5. En soutenant qu’il a confié deux de ses enfants mineurs à la garde de leur grand-mère maternelle au Pakistan le temps de s’établir durablement en France, M. A ne conteste pas que ces derniers résident à l’étranger. Le ministre de l’intérieur soutient au demeurant sans être contesté que le requérant n’a pas justifié avoir engagé une procédure de regroupement familial à leur profit. Dans ces circonstances, le ministre n’a pas, eu égard au large pouvoir d’appréciation dont il dispose, commis d’erreur manifeste d’appréciation en rejetant la demande de M. A pour le motif cité au point 4, quand bien même l’intéressé serait bien intégré sur le territoire français.
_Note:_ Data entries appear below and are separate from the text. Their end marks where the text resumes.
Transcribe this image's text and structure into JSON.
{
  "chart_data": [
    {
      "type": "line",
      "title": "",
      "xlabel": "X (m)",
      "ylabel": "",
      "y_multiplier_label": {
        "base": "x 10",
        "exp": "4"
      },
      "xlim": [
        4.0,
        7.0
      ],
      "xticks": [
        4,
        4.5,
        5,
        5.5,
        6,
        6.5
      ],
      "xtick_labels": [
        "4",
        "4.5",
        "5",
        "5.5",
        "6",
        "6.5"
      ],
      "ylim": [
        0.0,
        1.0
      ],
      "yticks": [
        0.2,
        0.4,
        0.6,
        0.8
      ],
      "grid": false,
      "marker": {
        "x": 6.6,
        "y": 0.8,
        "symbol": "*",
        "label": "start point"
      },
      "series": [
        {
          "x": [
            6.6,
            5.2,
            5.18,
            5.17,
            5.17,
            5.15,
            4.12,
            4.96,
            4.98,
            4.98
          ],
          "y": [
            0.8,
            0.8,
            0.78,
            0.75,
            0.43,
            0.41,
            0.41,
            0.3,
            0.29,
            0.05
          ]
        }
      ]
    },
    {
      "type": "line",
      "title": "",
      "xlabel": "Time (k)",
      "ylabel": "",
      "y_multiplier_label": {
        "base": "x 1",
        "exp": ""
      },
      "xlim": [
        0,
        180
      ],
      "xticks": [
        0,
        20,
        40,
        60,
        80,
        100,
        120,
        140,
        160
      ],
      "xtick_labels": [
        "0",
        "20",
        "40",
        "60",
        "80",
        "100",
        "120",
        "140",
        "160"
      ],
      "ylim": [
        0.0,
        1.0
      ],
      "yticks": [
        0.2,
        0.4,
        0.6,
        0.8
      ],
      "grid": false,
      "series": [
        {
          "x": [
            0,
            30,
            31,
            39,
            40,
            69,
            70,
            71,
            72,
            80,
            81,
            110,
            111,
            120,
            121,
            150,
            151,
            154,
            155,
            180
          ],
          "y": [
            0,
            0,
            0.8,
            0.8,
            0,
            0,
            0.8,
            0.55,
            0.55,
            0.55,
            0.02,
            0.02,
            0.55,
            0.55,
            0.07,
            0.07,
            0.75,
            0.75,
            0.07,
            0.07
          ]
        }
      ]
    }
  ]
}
6. Il résulte de ce qui précède que la requête de M. A doit être rejetée en toutes ses conclusions.
D E C I D E :
Article 1er : La requête de M. A est rejetée.
Article 2 : Le présent jugement sera notifié à M. B A et au ministre d’Etat, ministre de l’intérieur.
Délibéré après l’audience du 12 décembre 2024, à laquelle siégeaient :
Mme Allio-Rousseau, présidente,
Mme Frelaut, première conseillère,
Mme Benoist, conseillère.
Rendu public par mise à disposition au greffe le 9 janvier 2025.
La rapporteure,
L. FRELAUT
La présidente,
M.-P. ALLIO-ROUSSEAULa greffière,
C. MICHAULT
La République mande et ordonne au ministre d’Etat, ministre de l’intérieur en ce qui le concerne ou à tous huissiers de justice à ce que requis en ce qui concerne les voies de droit commun contre les parties privées, de pourvoir à l’exécution de la présente décision.